Elizabeth Baker took a comic turn for her next piece, the famous “Una voce poco fa” from Rossini’s Il barbiere di Siviglia. With coy gestures and gorgeous vocalism, Ms. Baker scored a hit with this great aria in which Rosina vows to outwit her amorously inclined and aging guardian so she can instead marry her true love, Lindoro. For the final selection of this recital, Ms. Baker chose an aria made famous by the castrato Farinelli, “Agitata da due vent,” from Vivaldi’s opera La Griselda. Here, Ms. Baker included some stunning ornamental improvisations of her own composition, thus mirroring a procedure favored by Farinelli himself. 

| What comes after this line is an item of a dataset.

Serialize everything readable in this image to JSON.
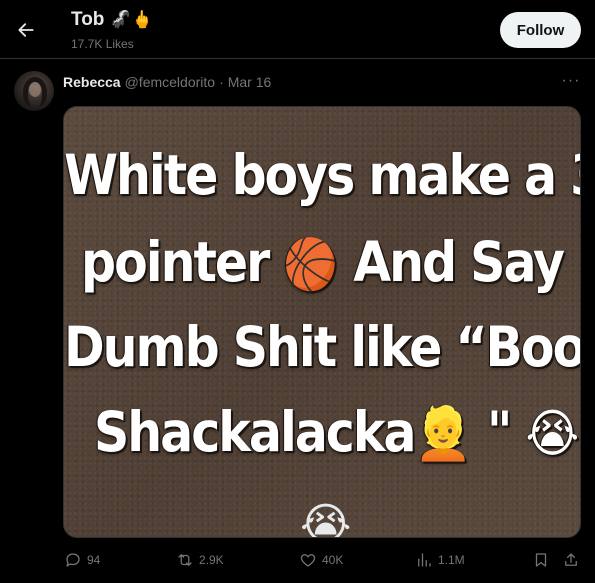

Interspersed among the arias were instrumental movements from each of Antonio Vivaldi’s Four Seasons. Violinists Victor Romasevich and Michael Jones were outstanding in these works, as was cellist Leighton Fong. As an encore, Elizabeth Baker sang a lovely work by William G. Ludtke, simply entitled “Love.” It was a stunning recital in a magnificent architectural setting; and I’m sure we’ll be hearing more beautiful singing from Elizabeth Baker.